Aside: Speaking of dumb, how about the new space station named “Colbert” and video. To see the vote page and the number one suggested name – go here.


3 Comments

  1. Anal_yst March 31, 2009 at 2:51 am

    Some of the “smart” people saw the writing on the wall. Some didn’t have the cajones (or nest egg) to speak up and risk putting a stop to the gravy train. Just like everyone else, most people in Finance were just humming along doing their job, and in reality, few people had the authority and/or influence to sound the “full reverse” alarm, so-to-speak.

    If a publicly-traded iBank manager put the brakes on their securitization/structured finance practice in say 2006, their profitability would be far lower than their peers, the stock would tumble, and said manager’s head would end up on a stick in some Hedge Fund manager’s art collection.

    I’m just saying the issues are far more complicated than virtually everyone makes them out to be.
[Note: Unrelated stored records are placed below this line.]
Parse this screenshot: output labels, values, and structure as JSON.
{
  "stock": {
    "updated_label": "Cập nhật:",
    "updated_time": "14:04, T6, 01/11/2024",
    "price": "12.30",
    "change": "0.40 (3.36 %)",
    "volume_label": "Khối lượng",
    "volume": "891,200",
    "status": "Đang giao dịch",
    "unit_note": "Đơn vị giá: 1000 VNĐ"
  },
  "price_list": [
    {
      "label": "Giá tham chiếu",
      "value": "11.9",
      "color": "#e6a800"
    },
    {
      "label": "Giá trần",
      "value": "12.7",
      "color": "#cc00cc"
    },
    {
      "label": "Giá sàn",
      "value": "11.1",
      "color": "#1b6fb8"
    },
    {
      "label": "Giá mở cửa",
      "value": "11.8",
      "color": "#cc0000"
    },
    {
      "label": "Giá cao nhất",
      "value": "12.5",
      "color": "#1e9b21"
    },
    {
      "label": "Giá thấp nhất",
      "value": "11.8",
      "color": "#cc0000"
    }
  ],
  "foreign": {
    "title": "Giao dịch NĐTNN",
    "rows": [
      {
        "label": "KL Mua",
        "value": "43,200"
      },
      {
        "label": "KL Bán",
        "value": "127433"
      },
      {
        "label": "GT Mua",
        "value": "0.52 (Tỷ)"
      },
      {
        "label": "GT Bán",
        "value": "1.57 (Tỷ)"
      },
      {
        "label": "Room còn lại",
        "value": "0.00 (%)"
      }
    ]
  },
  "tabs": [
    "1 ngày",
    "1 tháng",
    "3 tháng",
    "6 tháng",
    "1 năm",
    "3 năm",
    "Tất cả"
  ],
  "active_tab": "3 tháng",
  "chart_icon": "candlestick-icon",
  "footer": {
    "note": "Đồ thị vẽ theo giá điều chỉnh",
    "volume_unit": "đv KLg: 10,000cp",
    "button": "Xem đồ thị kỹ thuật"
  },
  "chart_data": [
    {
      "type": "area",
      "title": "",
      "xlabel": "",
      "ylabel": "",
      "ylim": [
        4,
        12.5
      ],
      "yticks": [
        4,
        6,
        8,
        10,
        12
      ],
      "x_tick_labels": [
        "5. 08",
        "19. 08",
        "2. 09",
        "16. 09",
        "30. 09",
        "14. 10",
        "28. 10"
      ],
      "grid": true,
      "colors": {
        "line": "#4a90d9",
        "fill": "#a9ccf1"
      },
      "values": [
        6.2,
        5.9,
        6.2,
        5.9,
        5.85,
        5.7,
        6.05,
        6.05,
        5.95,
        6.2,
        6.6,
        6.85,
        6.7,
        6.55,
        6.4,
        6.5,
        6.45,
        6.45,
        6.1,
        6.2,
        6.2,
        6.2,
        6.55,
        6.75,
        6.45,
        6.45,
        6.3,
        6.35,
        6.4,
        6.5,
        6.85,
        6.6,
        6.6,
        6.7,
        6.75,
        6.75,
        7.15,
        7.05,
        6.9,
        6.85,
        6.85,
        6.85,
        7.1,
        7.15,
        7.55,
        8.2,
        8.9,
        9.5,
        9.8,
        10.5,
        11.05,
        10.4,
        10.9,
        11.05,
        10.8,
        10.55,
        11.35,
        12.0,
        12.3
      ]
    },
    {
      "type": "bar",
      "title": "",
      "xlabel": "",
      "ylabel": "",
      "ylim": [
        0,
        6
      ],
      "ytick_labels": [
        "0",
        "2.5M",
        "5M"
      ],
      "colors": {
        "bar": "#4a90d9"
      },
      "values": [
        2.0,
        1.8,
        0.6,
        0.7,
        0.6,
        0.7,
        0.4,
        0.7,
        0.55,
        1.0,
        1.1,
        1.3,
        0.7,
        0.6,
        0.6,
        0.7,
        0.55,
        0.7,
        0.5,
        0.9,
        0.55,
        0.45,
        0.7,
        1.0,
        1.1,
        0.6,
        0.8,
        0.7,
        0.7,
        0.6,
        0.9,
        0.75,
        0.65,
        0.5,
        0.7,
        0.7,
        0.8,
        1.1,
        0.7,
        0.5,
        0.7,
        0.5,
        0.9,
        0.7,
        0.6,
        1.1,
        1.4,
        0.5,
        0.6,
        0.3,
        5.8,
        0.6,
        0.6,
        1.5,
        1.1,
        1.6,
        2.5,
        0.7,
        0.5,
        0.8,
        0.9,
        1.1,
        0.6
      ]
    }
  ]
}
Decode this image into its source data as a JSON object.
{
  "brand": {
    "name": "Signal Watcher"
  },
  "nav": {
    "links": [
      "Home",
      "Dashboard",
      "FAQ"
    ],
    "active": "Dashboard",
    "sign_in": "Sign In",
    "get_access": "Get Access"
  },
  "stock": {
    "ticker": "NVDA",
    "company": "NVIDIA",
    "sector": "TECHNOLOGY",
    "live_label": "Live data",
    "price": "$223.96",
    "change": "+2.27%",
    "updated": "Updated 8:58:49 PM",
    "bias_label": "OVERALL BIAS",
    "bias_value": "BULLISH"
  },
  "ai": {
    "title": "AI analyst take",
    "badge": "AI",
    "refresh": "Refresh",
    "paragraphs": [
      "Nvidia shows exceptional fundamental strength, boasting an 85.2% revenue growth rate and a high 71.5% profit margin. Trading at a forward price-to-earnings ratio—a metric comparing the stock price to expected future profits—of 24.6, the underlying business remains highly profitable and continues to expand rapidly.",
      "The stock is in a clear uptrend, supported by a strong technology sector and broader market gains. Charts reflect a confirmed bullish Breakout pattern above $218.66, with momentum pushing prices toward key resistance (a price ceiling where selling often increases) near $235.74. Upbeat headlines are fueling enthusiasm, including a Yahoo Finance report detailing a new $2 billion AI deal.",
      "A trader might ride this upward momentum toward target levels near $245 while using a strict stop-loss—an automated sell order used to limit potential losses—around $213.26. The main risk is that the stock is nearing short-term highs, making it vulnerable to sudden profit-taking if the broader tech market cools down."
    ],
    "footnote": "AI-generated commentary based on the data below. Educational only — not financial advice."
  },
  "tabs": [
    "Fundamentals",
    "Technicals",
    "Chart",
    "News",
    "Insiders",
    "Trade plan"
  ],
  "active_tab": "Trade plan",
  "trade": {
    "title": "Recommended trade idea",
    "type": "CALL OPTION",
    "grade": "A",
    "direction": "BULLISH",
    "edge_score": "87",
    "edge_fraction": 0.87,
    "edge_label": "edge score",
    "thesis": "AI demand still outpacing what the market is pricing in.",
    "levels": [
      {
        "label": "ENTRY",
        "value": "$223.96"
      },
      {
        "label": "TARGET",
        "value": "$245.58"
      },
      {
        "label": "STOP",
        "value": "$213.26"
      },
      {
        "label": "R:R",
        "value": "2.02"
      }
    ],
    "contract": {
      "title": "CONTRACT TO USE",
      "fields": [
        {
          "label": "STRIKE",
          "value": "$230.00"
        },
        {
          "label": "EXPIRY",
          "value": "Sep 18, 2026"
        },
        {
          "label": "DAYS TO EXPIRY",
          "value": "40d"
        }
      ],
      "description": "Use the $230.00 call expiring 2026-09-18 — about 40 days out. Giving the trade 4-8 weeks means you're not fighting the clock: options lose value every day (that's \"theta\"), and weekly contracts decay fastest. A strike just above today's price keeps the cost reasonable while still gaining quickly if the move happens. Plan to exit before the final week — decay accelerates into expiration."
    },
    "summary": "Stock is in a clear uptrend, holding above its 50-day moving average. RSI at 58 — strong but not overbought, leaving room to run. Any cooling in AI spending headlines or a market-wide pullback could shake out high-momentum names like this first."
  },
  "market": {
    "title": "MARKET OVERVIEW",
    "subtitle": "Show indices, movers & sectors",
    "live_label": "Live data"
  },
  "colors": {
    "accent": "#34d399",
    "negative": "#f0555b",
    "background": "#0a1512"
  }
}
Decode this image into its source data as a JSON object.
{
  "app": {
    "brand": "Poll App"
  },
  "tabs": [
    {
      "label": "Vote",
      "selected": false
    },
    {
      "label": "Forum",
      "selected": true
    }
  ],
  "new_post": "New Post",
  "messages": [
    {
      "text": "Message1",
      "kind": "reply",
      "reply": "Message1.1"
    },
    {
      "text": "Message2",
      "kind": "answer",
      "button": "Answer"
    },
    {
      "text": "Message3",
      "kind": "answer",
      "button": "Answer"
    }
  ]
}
For example, I don’t have a phD in Quantum Physics. I may understand the basics and some concepts, but I’m hardly qualified to discuss the finer points of quarks or neutrinos or whatever.

    Fortunately, we’ve yet to encounter a meltdown of the Quantum variety, and the Public goes its business blissfully ignorant of most things Quantum.

    However, if somehow crap did hit the fan, imagine the difficulty the global news media – even ones with fairly sophisticated readers/viewers – would have in accurately explaining the situation.

    While I’ve admittedly dabbled in some hyperbole, the point remains. Everyone wants to “know” what the heck went wrong, but very few, if any really do know, and even fewer can explain it to laypersons.

    Bit of a catch-22, eh?

  2. Jonathan J. Miller March 31, 2009 at 6:01 am

    True and I can see the mob mentality angle too. When everyone is making money it’s tough up, especially when you don’t quite get what’s happening. The same logic applied to housing price trends when rising seemingly forever and was speculated to be a new demographic trend, a new phenomenon, etc. The pressure Appraisers were under to play ball was unreal. I remember talking about how illogical the whole thing was with others that were of like minds. We would feel like the wheels were coming off the wagon yet we only saw a small sliver. It never made sense why smart people would be so dumb. I suspect they only saw the sliver, coupled with greed, made for a “toxic” combination. Their “legacy” so to speak.

  3. Edd Gillespie March 31, 2009 at 9:13 am

    “On one hand I am very leery of people who suggest they have all the answers to a problem but not the solutions…”

    That is the way a responsible person thinks. I, on the other hand, have been thinking about how much of market analysis involves economics and how economics, of course, is a study, like psychology or sociology, of human behavior in exchanging goods and services.

    Perhaps there is no solution to or for what people do, just history re-repeating on some kind of a trajectory to somewhere. When this is sorted out and explained by future generations it will no doubt have much in common with previous economic events.

    Odd how the appraisers saw it coming, or at least saw something wacko, but couldn’t or didn’t do one darned thing about it.

    The moral hazard is guaranteed, and free market advocate assertions notwithstanding, the government is not creating one by bailing or not bailing. We turn to it because we have to have a solution and can’t discover one.

    Any solution sequesters a moral hazard. It is the way of people. Doesn’t mean we shouldn’t try though. To not try hides yet another moral hazard.

    Maybe discussion is the best we have when we don’t understand what happened or what to do about it.

    One thing I learned. Reverse my thinking that the banks can be trusted to remain alert and stay on solid ground. I’ve tended to think that when banks fail it is due to victimization. Not so, they are just institutions concocted by people.